Alors que commence l'audition, Vanda, vulgaire et écervelée, change du tout au tout pour coller parfaitement au personnage sensuel, lascif et provocateur de la pièce. Le trouble et des rapports de domination et soumission vont s'installer, alors que la pièce et la "vraie vie" des personnages se mélangent inextricablement dans une mise en abyme vertigineuse.

Le dernier film en compétition est signé d'un chouchou de la Croisette, l'élégant réalisateur américain Jim Jarmusch, "né" à Cannes en 1984 où son premier film "Stranger than paradise" a obtenu la Caméra d'or, récompense destinée à une meilleure première oeuvre.

Dans "Only lovers left alive", le cinéaste s'amuse comme souvent à détourner les codes de films de genre, en l'occurrence ici le film de vampires, personnages en vogue s'il en est en ce moment entre "Twilight" au cinéma ou "True Blood" à la télévision.

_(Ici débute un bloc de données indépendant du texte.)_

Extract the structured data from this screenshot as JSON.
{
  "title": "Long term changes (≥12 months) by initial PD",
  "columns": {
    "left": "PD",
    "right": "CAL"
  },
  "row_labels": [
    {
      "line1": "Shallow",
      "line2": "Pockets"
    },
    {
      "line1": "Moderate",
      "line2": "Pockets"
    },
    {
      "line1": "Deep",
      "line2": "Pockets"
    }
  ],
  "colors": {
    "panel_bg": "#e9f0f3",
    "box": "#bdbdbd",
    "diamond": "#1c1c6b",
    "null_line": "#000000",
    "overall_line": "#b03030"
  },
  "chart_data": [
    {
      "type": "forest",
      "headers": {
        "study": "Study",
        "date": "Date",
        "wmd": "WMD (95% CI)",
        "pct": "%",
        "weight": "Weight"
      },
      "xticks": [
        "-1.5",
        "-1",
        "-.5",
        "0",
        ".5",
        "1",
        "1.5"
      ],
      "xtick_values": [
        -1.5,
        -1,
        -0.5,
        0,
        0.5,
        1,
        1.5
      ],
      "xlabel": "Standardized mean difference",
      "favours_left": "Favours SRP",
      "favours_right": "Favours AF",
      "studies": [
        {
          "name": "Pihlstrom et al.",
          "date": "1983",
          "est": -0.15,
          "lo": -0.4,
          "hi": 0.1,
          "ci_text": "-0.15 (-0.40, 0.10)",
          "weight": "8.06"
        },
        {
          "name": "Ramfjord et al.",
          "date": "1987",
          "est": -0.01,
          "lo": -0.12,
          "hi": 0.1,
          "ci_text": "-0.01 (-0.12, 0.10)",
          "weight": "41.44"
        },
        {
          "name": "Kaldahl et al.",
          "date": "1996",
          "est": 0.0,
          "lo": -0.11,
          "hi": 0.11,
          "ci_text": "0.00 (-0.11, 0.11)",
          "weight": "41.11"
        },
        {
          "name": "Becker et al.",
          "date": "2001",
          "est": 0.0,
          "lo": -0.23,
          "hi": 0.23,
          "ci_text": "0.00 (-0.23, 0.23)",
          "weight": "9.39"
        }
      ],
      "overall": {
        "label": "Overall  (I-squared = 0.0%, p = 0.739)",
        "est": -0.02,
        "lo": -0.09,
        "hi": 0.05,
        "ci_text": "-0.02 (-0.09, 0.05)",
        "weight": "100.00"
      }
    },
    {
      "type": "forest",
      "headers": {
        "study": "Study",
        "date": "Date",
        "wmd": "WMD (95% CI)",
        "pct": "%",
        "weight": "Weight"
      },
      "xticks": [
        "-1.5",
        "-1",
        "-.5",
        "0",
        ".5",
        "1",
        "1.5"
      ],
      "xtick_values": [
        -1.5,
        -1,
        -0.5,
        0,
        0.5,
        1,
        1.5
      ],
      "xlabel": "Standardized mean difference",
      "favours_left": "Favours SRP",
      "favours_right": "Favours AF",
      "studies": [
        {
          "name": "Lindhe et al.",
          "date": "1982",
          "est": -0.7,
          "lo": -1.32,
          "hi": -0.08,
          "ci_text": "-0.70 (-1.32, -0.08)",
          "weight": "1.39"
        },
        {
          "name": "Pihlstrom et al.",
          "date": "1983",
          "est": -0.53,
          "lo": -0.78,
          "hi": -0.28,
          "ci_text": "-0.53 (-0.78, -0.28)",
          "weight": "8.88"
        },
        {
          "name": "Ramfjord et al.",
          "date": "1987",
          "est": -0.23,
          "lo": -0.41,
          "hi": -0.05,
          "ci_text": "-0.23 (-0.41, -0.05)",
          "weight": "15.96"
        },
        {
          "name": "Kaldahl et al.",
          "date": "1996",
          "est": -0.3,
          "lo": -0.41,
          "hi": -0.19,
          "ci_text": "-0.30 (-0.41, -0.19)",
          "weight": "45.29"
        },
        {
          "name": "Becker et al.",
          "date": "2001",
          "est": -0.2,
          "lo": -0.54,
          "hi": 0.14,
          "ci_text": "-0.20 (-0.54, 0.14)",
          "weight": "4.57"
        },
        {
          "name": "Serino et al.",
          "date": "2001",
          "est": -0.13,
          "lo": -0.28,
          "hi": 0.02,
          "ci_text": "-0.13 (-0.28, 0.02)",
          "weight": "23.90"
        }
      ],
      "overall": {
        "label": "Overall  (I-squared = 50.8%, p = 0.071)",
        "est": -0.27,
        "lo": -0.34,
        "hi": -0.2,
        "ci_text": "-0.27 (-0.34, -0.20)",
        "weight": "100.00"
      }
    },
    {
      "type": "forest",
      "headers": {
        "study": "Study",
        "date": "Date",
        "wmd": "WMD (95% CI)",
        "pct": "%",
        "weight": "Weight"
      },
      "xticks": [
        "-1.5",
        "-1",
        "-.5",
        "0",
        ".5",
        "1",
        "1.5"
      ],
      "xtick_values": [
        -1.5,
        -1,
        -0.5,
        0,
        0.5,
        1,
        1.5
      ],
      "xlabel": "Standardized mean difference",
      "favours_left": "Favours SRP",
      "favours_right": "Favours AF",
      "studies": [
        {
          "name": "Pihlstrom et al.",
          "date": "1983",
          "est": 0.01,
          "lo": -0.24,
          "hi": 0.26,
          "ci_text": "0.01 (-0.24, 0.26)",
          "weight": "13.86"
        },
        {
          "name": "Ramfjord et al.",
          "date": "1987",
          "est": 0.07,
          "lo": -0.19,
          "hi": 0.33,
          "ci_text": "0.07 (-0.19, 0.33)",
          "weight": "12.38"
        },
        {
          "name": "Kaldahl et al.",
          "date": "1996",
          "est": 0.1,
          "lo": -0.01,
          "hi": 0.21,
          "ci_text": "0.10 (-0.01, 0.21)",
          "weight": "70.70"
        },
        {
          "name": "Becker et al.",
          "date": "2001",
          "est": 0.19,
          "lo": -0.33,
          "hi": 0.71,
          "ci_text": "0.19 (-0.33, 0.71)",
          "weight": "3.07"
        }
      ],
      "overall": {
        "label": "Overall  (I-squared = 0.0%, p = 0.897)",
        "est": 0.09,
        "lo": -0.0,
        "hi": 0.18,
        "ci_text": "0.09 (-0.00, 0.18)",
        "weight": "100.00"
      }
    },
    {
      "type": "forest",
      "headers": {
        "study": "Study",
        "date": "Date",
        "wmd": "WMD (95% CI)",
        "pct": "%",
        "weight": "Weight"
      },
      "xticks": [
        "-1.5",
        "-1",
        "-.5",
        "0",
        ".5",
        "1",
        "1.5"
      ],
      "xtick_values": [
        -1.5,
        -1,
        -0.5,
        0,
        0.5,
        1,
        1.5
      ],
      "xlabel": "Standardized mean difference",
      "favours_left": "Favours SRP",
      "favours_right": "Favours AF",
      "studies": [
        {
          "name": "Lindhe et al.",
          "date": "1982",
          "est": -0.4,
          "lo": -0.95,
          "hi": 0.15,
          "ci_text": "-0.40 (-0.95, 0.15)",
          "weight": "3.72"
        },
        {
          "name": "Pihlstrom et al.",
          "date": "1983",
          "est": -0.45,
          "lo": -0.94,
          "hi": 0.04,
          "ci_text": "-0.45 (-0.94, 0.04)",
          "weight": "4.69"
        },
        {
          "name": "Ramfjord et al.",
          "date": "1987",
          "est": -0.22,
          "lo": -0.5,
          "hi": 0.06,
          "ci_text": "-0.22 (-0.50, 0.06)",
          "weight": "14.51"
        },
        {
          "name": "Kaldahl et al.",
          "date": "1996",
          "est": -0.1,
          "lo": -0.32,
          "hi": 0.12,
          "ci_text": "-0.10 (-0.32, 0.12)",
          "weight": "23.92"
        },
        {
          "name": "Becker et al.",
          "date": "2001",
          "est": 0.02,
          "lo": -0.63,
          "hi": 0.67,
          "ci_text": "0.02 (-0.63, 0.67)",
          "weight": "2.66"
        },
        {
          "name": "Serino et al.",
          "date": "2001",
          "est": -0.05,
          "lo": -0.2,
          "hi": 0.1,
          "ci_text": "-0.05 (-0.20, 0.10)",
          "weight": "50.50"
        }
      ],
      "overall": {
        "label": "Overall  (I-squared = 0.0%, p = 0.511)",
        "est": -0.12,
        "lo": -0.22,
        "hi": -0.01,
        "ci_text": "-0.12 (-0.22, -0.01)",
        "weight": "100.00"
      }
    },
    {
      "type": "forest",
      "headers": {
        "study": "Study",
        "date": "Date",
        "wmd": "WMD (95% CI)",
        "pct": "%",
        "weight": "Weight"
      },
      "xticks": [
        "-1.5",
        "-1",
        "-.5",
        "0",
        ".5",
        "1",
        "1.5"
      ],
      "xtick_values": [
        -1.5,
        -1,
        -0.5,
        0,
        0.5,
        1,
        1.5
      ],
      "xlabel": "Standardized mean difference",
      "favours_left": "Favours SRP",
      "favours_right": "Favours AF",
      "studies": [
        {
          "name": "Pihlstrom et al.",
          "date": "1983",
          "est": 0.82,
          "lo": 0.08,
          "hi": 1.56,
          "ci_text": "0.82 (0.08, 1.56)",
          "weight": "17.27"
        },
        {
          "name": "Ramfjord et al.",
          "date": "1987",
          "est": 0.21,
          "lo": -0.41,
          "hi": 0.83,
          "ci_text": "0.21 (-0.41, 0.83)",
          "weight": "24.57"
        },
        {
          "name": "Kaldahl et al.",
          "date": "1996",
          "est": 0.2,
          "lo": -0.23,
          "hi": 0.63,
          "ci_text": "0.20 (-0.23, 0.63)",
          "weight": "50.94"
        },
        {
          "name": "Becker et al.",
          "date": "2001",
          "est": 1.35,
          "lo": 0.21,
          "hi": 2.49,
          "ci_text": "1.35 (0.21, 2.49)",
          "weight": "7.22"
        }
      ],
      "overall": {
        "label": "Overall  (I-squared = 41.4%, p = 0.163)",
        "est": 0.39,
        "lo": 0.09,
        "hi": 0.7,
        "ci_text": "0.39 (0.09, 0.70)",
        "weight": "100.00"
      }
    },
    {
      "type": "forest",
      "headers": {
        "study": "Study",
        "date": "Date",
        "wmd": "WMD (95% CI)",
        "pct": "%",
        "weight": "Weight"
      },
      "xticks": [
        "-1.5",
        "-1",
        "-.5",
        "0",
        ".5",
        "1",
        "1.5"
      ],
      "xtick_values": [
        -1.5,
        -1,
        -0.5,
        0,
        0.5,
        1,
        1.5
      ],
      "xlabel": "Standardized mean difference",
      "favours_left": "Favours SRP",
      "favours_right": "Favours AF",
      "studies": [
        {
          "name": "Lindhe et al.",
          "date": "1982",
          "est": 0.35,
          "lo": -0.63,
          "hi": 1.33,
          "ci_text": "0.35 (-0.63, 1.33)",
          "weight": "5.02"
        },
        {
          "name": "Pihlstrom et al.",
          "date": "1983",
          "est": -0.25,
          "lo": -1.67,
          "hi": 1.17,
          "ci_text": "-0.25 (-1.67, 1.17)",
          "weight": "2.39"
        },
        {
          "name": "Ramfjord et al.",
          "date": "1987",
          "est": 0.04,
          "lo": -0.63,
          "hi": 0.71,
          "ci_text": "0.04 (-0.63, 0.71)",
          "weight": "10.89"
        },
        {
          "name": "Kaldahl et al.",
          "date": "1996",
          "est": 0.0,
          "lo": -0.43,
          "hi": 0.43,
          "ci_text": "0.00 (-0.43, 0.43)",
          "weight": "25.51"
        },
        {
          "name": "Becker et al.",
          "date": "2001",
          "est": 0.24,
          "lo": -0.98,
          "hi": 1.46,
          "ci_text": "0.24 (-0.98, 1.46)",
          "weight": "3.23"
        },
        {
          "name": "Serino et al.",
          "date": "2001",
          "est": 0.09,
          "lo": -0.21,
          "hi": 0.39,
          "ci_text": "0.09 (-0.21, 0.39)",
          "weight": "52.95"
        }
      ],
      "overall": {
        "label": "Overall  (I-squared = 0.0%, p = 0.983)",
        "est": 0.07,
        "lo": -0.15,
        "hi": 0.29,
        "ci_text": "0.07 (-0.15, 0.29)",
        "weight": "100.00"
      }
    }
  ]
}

Entre esthétisme poussé et bande-son hallucinante, le cinéaste promène ses héros - interprétés par Tilda Swinton, en vampire très stylée et Tom Hiddleston, impeccable en version musicien underground déprimé - entre Détroit et Tanger, parabole drôle et désabusée sur le monde actuel des humains et leur sang contaminé.

Le festival rendra hommage en soirée à deux monstres sacrés du cinéma, l'actrice Kim Novak, l'inoubliable interprète de "Vertigo" ("Sueurs froides") d'Alfred Hitchcock, et l'acteur français Alain Delon ("Plein soleil", "le Guépard" etc).

Dimanche, comme à l'accoutumée, le jury se repliera dès le matin dans une villa des hauteurs de Cannes pour délibérer. La cérémonie, retransmise par Canal+ en clair, se déroulera à partir de 19h00.